I came to Etosha National Park, Namibia, for a research visit in the summer of 2017. The plan was to carry on some long-term research sampling, finish writing a grant proposal that spilled over into my research time (argh), get two Ph.D. students up and running in the field and lab, and as ever, collect that enticing, nay, transformative, “preliminary data” to snag me some grant funding. I’ll say we succeeded with the first two, and as for the latter two, that remains to be seen!
Here is my Ph.D. student, Yen-Hua, in my lab at UAlbany, marveling at the mountains of supplies for our trip to Namibia. I think it took him two days to open all the plastic cases holding these motion sensing cameras.
Were we going to fit all of that in our luggage? I hoped so. Did we? Nope. I knew better, but still made the mistake of trusting a bunch of our cameras to international express shipping, where they’ve been wasting away for the last month, stuck in customs in Namibia. I just got an invoice to release them this week, requesting that I pay what amounts to 72% of the value of the shipment. I sent back a fiery email suggesting they recalculate their charges or they could turn around and ship them back to the US. Somehow I’m still waiting for a response…
Between proposal writing and the work-life “balance” (ha ha), my research productivity took a real hit this trip. My husband and I were blinded by our love of Namibia and some romantic notion of the idyllic time we’d spend here with our two kids, so the whole family came for five weeks. We anticipated watching wildlife with our clean, well-behaved, inquisitive children, faces aglow in the African sunset, begging for more facts about the animals we observed together.

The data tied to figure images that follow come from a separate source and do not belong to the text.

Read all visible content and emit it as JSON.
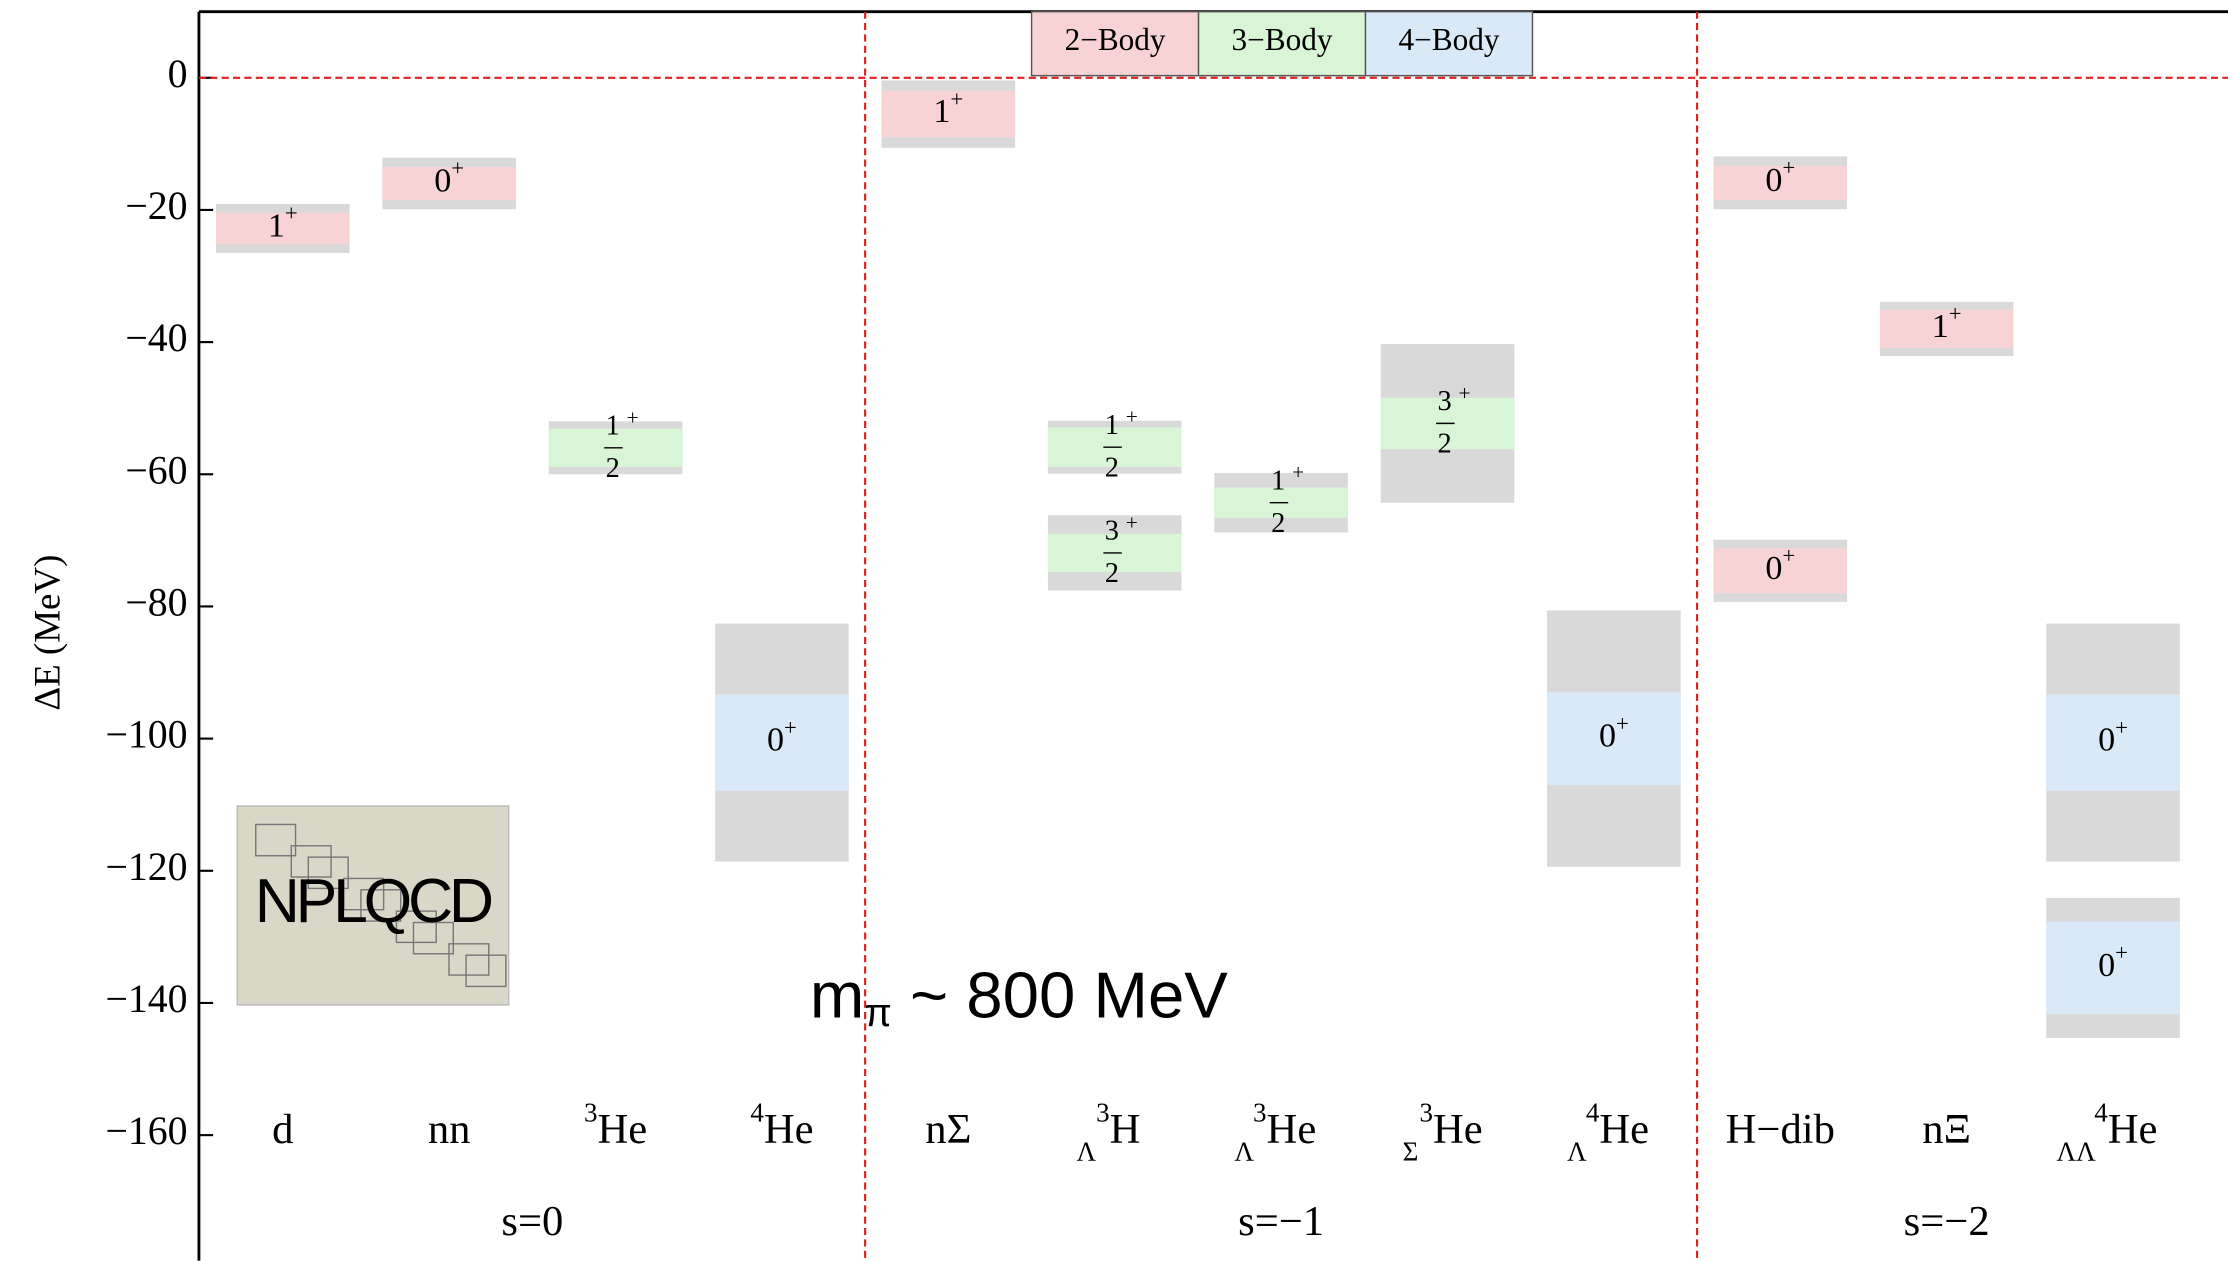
{
  "chart_data": {
    "type": "level",
    "y_label": "ΔE  (MeV)",
    "ylim": [
      -179,
      10
    ],
    "yticks": [
      {
        "value": 0,
        "label": "0"
      },
      {
        "value": -20,
        "label": "−20"
      },
      {
        "value": -40,
        "label": "−40"
      },
      {
        "value": -60,
        "label": "−60"
      },
      {
        "value": -80,
        "label": "−80"
      },
      {
        "value": -100,
        "label": "−100"
      },
      {
        "value": -120,
        "label": "−120"
      },
      {
        "value": -140,
        "label": "−140"
      },
      {
        "value": -160,
        "label": "−160"
      }
    ],
    "zero_line_color": "#e02020",
    "band_color": "#d9d9d9",
    "categories": [
      {
        "text": "d"
      },
      {
        "text": "nn"
      },
      {
        "sup": "3",
        "text": "He"
      },
      {
        "sup": "4",
        "text": "He"
      },
      {
        "text": "nΣ"
      },
      {
        "sup": "3",
        "sub": "Λ",
        "text": "H"
      },
      {
        "sup": "3",
        "sub": "Λ",
        "text": "He"
      },
      {
        "sup": "3",
        "sub": "Σ",
        "text": "He"
      },
      {
        "sup": "4",
        "sub": "Λ",
        "text": "He"
      },
      {
        "text": "H−dib"
      },
      {
        "text": "nΞ"
      },
      {
        "sup": "4",
        "sub": "ΛΛ",
        "text": "He"
      }
    ],
    "sectors": [
      {
        "label": "s=0",
        "from": 0,
        "to": 3
      },
      {
        "label": "s=−1",
        "from": 4,
        "to": 8
      },
      {
        "label": "s=−2",
        "from": 9,
        "to": 11
      }
    ],
    "series": [
      {
        "name": "2−Body",
        "color": "#f8d3d6"
      },
      {
        "name": "3−Body",
        "color": "#d8f5d5"
      },
      {
        "name": "4−Body",
        "color": "#d9e9f8"
      }
    ],
    "levels": [
      {
        "category": 0,
        "series": 0,
        "value": -22.8,
        "err_stat": 2.4,
        "err_total": 3.7,
        "j": "1",
        "parity": "+"
      },
      {
        "category": 1,
        "series": 0,
        "value": -16.0,
        "err_stat": 2.5,
        "err_total": 3.9,
        "j": "0",
        "parity": "+"
      },
      {
        "category": 2,
        "series": 1,
        "value": -56.0,
        "err_stat": 2.9,
        "err_total": 4.0,
        "j": "1",
        "j_den": "2",
        "parity": "+"
      },
      {
        "category": 3,
        "series": 2,
        "value": -100.6,
        "err_stat": 7.3,
        "err_total": 18.0,
        "j": "0",
        "parity": "+"
      },
      {
        "category": 4,
        "series": 0,
        "value": -5.5,
        "err_stat": 3.5,
        "err_total": 5.1,
        "j": "1",
        "parity": "+"
      },
      {
        "category": 5,
        "series": 1,
        "value": -55.9,
        "err_stat": 3.0,
        "err_total": 4.0,
        "j": "1",
        "j_den": "2",
        "parity": "+"
      },
      {
        "category": 5,
        "series": 1,
        "value": -71.9,
        "err_stat": 2.9,
        "err_total": 5.7,
        "j": "3",
        "j_den": "2",
        "parity": "+"
      },
      {
        "category": 6,
        "series": 1,
        "value": -64.3,
        "err_stat": 2.3,
        "err_total": 4.5,
        "j": "1",
        "j_den": "2",
        "parity": "+"
      },
      {
        "category": 7,
        "series": 1,
        "value": -52.3,
        "err_stat": 3.9,
        "err_total": 12.0,
        "j": "3",
        "j_den": "2",
        "parity": "+"
      },
      {
        "category": 8,
        "series": 2,
        "value": -100.0,
        "err_stat": 7.0,
        "err_total": 19.4,
        "j": "0",
        "parity": "+"
      },
      {
        "category": 9,
        "series": 0,
        "value": -15.9,
        "err_stat": 2.6,
        "err_total": 4.0,
        "j": "0",
        "parity": "+"
      },
      {
        "category": 9,
        "series": 0,
        "value": -74.6,
        "err_stat": 3.4,
        "err_total": 4.7,
        "j": "0",
        "parity": "+"
      },
      {
        "category": 10,
        "series": 0,
        "value": -38.0,
        "err_stat": 2.9,
        "err_total": 4.1,
        "j": "1",
        "parity": "+"
      },
      {
        "category": 11,
        "series": 2,
        "value": -100.6,
        "err_stat": 7.3,
        "err_total": 18.0,
        "j": "0",
        "parity": "+"
      },
      {
        "category": 11,
        "series": 2,
        "value": -134.7,
        "err_stat": 7.0,
        "err_total": 10.6,
        "j": "0",
        "parity": "+"
      }
    ],
    "annotation": {
      "main": "m",
      "sub": "π",
      "rest": " ~ 800 MeV"
    },
    "logo": "NPLQCD"
  }
}
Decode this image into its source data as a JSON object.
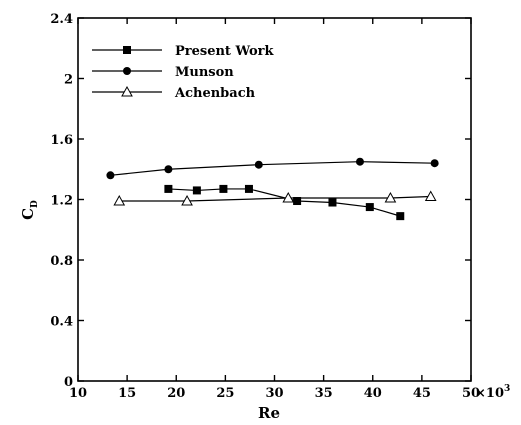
{
  "chart_data": {
    "type": "line",
    "xlabel": "Re",
    "ylabel": "C",
    "ylabel_sub": "D",
    "x_multiplier_label": "×10",
    "x_multiplier_exp": "3",
    "xlim": [
      10,
      50
    ],
    "ylim": [
      0,
      2.4
    ],
    "xticks": [
      10,
      15,
      20,
      25,
      30,
      35,
      40,
      45,
      50
    ],
    "yticks": [
      0,
      0.4,
      0.8,
      1.2,
      1.6,
      2,
      2.4
    ],
    "xtick_labels": [
      "10",
      "15",
      "20",
      "25",
      "30",
      "35",
      "40",
      "45",
      "50"
    ],
    "ytick_labels": [
      "0",
      "0.4",
      "0.8",
      "1.2",
      "1.6",
      "2",
      "2.4"
    ],
    "legend_position": "top-left",
    "grid": false,
    "series": [
      {
        "name": "Present Work",
        "marker": "square-filled",
        "x": [
          19.2,
          22.1,
          24.8,
          27.4,
          32.3,
          35.9,
          39.7,
          42.8
        ],
        "y": [
          1.27,
          1.26,
          1.27,
          1.27,
          1.19,
          1.18,
          1.15,
          1.09
        ]
      },
      {
        "name": "Munson",
        "marker": "circle-filled",
        "x": [
          13.3,
          19.2,
          28.4,
          38.7,
          46.3
        ],
        "y": [
          1.36,
          1.4,
          1.43,
          1.45,
          1.44
        ]
      },
      {
        "name": "Achenbach",
        "marker": "triangle-open",
        "x": [
          14.2,
          21.1,
          31.4,
          41.8,
          45.9
        ],
        "y": [
          1.19,
          1.19,
          1.21,
          1.21,
          1.22
        ]
      }
    ]
  }
}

Immediately after we bought the tickets we had our doubts, but stubbornly stuck to the plan. Here I am at JFK with my girls, at the start of a long and sleepless journey, loaded with research supplies, kid supplies, and a few things for myself.
There were some lovely moments, but also many times we both thought this trip was a huge mistake. I’ll just say I don’t think we’ll try to bring the whole family again for at least another 3-5 years. Here I am sitting on a dirt road poaching my neighbor’s wifi to upload the final files for my grant proposal and trying, unsuccessfully, to keep my daughter from chewing rocks. Because, of course, the one day you really need the internet in office is the day it’s not functioning.